Still, working with rockets has been a life-changing experience. Alicia and Ashley both hope to join the military, with Alicia enlisting in the Navy to focus on meteorology. Ashley is planning to apply to the Air Force Academy, though she may want to stay closer to home and go to Penn State, she said.
For Amy, rockets are just a hobby, and working with wolves is her career dream. For financial reasons, she's planning to go to Westmoreland County Community College next year, hoping to transfer to Penn State University or Thiel College for a four-year zoology degree.
She credits Mr. Gilbert with opening her eyes to the possibilities beyond Herminie, where horses graze in a yard just off the town's main street.

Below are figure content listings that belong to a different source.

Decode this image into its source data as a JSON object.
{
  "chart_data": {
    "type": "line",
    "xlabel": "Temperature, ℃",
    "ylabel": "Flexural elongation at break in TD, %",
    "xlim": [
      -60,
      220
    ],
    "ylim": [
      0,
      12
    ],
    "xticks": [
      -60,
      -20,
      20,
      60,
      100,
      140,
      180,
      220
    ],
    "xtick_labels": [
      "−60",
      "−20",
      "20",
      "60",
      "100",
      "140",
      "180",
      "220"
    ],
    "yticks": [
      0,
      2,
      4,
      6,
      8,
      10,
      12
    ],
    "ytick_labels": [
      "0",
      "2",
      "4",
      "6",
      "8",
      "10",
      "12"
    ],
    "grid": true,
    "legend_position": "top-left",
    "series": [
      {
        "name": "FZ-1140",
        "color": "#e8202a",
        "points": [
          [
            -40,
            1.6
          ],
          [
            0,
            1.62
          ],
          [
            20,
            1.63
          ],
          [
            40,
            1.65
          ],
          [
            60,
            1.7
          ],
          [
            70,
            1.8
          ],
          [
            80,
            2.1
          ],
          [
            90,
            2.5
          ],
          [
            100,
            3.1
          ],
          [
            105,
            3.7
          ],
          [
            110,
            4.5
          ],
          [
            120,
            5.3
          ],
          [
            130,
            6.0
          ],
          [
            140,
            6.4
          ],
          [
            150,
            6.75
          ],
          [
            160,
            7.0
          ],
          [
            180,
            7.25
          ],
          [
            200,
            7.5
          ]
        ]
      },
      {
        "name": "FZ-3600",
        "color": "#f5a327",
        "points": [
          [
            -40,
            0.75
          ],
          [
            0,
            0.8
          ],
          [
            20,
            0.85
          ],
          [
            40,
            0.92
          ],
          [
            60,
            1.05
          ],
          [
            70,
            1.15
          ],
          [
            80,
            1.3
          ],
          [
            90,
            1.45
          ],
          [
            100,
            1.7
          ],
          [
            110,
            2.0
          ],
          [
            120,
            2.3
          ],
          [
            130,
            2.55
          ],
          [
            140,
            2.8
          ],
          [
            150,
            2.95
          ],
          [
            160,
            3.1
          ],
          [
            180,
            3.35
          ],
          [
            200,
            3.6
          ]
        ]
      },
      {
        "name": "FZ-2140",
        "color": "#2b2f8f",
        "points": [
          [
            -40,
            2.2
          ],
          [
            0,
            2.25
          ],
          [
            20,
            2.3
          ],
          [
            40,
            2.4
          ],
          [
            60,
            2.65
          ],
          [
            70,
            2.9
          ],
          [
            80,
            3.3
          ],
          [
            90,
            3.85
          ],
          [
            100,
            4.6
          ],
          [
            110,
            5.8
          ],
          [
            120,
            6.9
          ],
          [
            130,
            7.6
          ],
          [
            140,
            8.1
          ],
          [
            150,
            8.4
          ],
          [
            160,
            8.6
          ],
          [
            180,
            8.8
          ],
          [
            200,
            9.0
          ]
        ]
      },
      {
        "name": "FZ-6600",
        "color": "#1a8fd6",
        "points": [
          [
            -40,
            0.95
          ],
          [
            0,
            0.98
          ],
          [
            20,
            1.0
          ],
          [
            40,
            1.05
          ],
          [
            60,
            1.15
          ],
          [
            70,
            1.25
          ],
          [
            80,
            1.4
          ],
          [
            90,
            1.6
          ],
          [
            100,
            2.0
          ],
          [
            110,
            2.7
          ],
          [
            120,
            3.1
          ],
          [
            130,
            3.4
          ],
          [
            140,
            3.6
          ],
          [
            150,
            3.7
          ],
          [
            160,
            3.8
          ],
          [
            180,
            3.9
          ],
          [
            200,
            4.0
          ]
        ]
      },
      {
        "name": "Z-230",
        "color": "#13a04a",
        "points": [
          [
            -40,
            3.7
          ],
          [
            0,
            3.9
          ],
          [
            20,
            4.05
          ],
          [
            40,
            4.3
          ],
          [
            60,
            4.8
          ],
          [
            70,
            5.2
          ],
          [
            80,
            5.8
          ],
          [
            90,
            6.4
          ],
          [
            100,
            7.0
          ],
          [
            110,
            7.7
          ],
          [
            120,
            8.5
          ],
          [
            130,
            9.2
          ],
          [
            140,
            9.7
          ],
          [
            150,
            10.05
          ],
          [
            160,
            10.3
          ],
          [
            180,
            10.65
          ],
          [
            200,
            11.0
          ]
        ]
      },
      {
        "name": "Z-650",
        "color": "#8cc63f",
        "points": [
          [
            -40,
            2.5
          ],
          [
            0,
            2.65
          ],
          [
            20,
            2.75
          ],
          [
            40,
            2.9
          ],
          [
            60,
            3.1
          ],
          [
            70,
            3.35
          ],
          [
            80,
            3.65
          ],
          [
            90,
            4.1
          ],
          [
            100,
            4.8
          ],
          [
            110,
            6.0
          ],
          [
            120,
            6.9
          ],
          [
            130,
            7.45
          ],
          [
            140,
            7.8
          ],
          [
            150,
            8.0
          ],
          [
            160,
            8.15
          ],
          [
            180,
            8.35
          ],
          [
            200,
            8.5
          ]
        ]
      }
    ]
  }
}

"This is an old coal town. If you're from here, you're stuck around here," said Amy. "He's giving us a way out."
This is Mr. Gilbert's fourth year coaching the rocket team and he estimates that he spends about 300 unpaid hours per year working with them. With the competition coming up soon, he's now regularly hosting weekend rocket club meetings at his house in Greensburg.
To put her own experience in perspective, Ashley likes to watch the movie "October Sky," a true story about a group of "rocket boys" in a 1950s West Virginia coal town who competed in rocket competitions rather than work in the mines.
"Gilbert is our Mrs. Riley," she said, referencing the teacher in the movie who believes in the boys and encourages them to go to college. "And we're the rocket boys."